Il primo incarico: parlano Giorgia Cecere ed Isabella Ragonese – Seconda Parte

Continuiamo a parlare del film Il primo incarico e delle sue protagoniste, la regista Giorgia Cecere e l’attrice Isabella Ragonese, entrambe a Bari lo scorso 5 maggio per presentare il film.

I ruoli di Isabella Ragonese

Il primo incarico racconta la vicenda di una donna inconsapevolmente femminista. Ecco cosa pensa Isabella Ragonese del lavoro oggi rispetto a quello dell’Italia del 1950, periodo in cui il posto fisso non era una chimera.

Nella mia carriera ho fatto, con molta fatica, un percorso che alternasse ruoli molto diversi ma ne vado fiera. Sono nata con il ruolo di Marta in Tutta la vita davanti, forse il primo film che parla di precariato, e credo, nel mio piccolo, che sia giusto dare voce agli invisibili da questo punto di vista.

La situazione del lavoro è un paradosso e c’è un’ulteriore difficoltà. Il maschilismo negli anni ’50 era certo più sentito ma oggi è più subdolo. Ho sentito molta forza nell’interpretare Nena e molta confusione nell’interpretare Marta.

E’ come se Nena avesse chiari i duellanti contro cui combattere anche in maniera ostinata mentre oggi non è mai chiaro contro chi siamo. Questa è la difficoltà della mia generazione, quella di non sapere chi sono i nemici, che sono comunque una parte importante della formazione. Mancando i riferimenti positivi e negativi, Marta mi fa un po’ tenerezza.

Cinematograficamente, se pensiamo agli anni ’50 da un lato c’era la pubblicità della donna casalinga, ma se pensiamo ai più bei ruoli femminili, li troviamo proprio in quegli anni, interpretati da grandi attrici come Sofia Loren, Anna Magnani, Silvana Mangano, Lea Massari e tutte le altre.

Le nostre attrici avevano realmente la possibilità di raccontare storie come soggetti e non come complementi dei personaggi maschili. Spesso quando mi propongono un film la storia è sempre la stessa: c’è questo ragazzo che ha una fidanzata, o un’amante, o una sorella…Difficilmente arriva un regista che ti dice: c’è questa ragazza che…

Non penso che in Italia manchino gli attori, c’è forse poca attenzione per le storie. Io credo di essere stata molto fortunata nel mio lavoro: avere memoria, ricordare che c’è un passato glorioso, crea un precedente e dà speranza.

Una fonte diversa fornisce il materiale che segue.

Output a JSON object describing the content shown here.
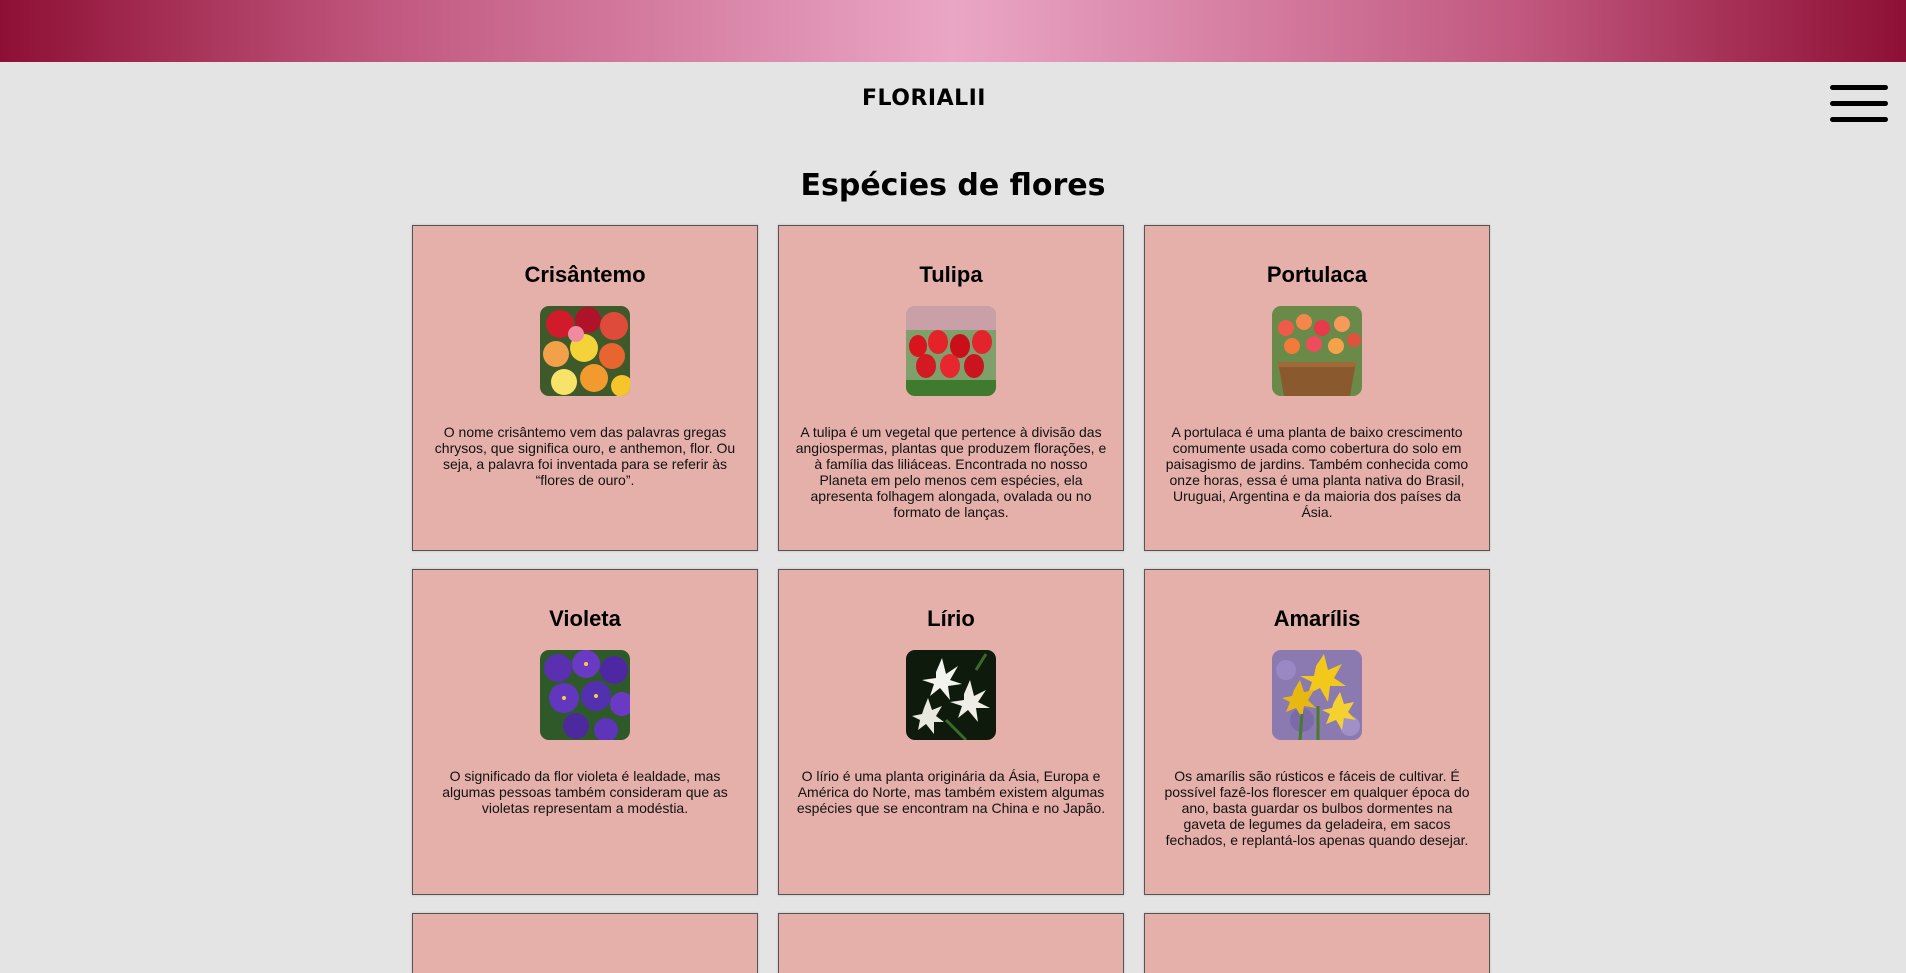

Giorgia Cecere: dalla sceneggiatura alla regia

Il passaggio è stato molto naturale. Forse è stato più difficile il passaggio dalla regia alla sceneggiatura. Avevo studiato regia con Gianni Amelio al Centro Sperimentale ed ero così ossessiva per il mio lavoro che avevo tralasciato le lezioni di sceneggiatura di Scarpelli.

Poi ho girato il mediometraggio Mareterra con Olmi, con il quale si girava senza sceneggiatura, ed è stato faticosissimo. Proprio la fatica di quel racconto che durava 45 minuti mi ha fatto ricredere sull’istintività tutta nouvelle vague di raccontare senza sceneggiatura.

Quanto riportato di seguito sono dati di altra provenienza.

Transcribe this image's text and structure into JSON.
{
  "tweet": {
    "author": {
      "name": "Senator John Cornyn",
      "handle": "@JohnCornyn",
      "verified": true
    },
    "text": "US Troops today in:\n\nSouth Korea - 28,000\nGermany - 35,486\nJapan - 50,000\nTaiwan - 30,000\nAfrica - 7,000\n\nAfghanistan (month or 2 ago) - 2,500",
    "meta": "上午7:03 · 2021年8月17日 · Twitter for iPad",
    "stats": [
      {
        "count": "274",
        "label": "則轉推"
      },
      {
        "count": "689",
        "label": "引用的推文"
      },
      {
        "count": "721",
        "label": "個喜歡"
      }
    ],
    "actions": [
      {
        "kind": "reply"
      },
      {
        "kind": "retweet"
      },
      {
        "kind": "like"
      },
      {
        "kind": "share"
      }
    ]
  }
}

Quindi ho cominciato ad approfondire il lato meno naturale per me. Ed è diventato anche un lavoro. Ho avuto la possibilità di scrivere Sangue Vivo e poi Il Miracolo per Edoardo Winspeare. Avendo avuto entrambe le esperienze, ho deciso, per il mio film, di avere ben salda la narrazione.

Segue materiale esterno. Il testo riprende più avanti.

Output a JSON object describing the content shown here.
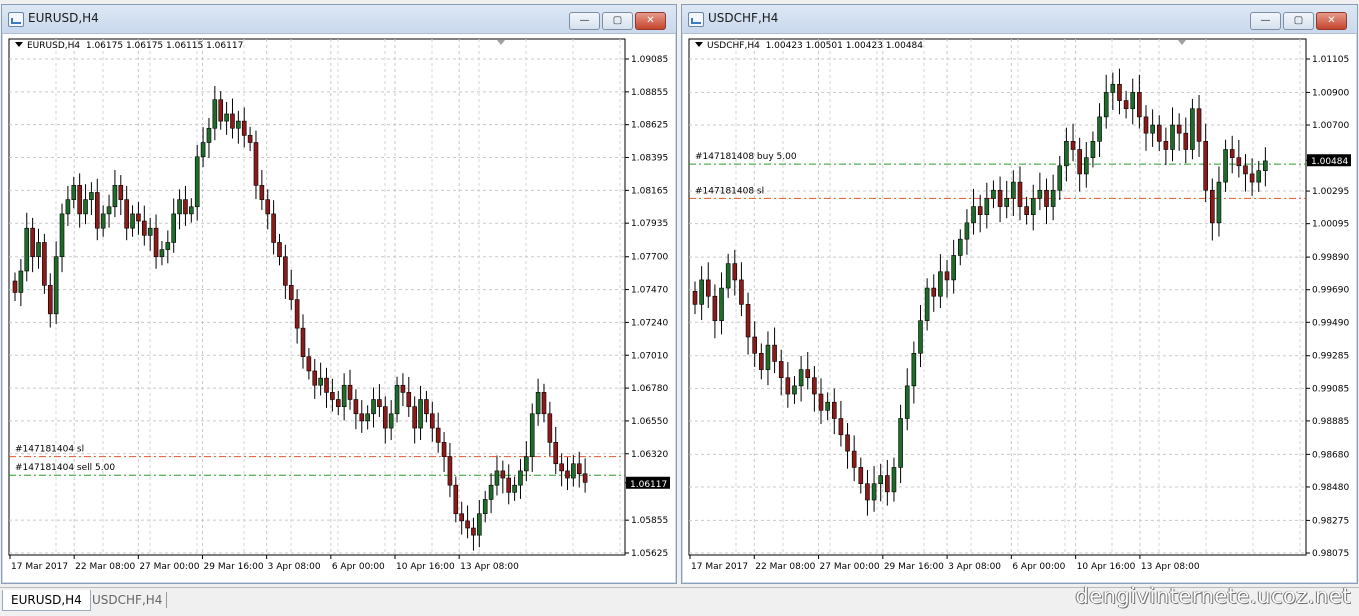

L’unica difficoltà di tornare alla regia è stata che in Italia, lo scrivere e dirigere un film sono considerati due mestieri diversi. In realtà nel mondo cinematografico per eccellenza come l’America si passa indifferentemente da uno all’altro.

Al centro sperimentale l’ultimo giorno arrivò Akira Kurosawa e mentre eravamo tutti lì a contemplarlo ci fu un ragazzo che osò fare la domanda più goffa: ‘maestro, cosa serve per fare un bel film?‘ Lui tirò fuori la penna da taschino e la mostrò. Quel gesto l’ho capito molto tempo dopo e me lo sono sempre ricordato. La questione  è tutta lì, ed è la parte più difficile.

Una volta affrontato l’aspetto dove ci sono i veri problemi di cui trovare le vere soluzioni e le le scelte, il resto è facile. Quando finalmente mi hanno lasciato arrivare sul set, avevo uno straordinario direttore della fotografia, l’attrice che avevo sempre desiderato, per me è stata una festa anche se faticosa fisicamente, visti i tempi strettissimi. Ma il set è il luogo dove mi trovo più a mio agio.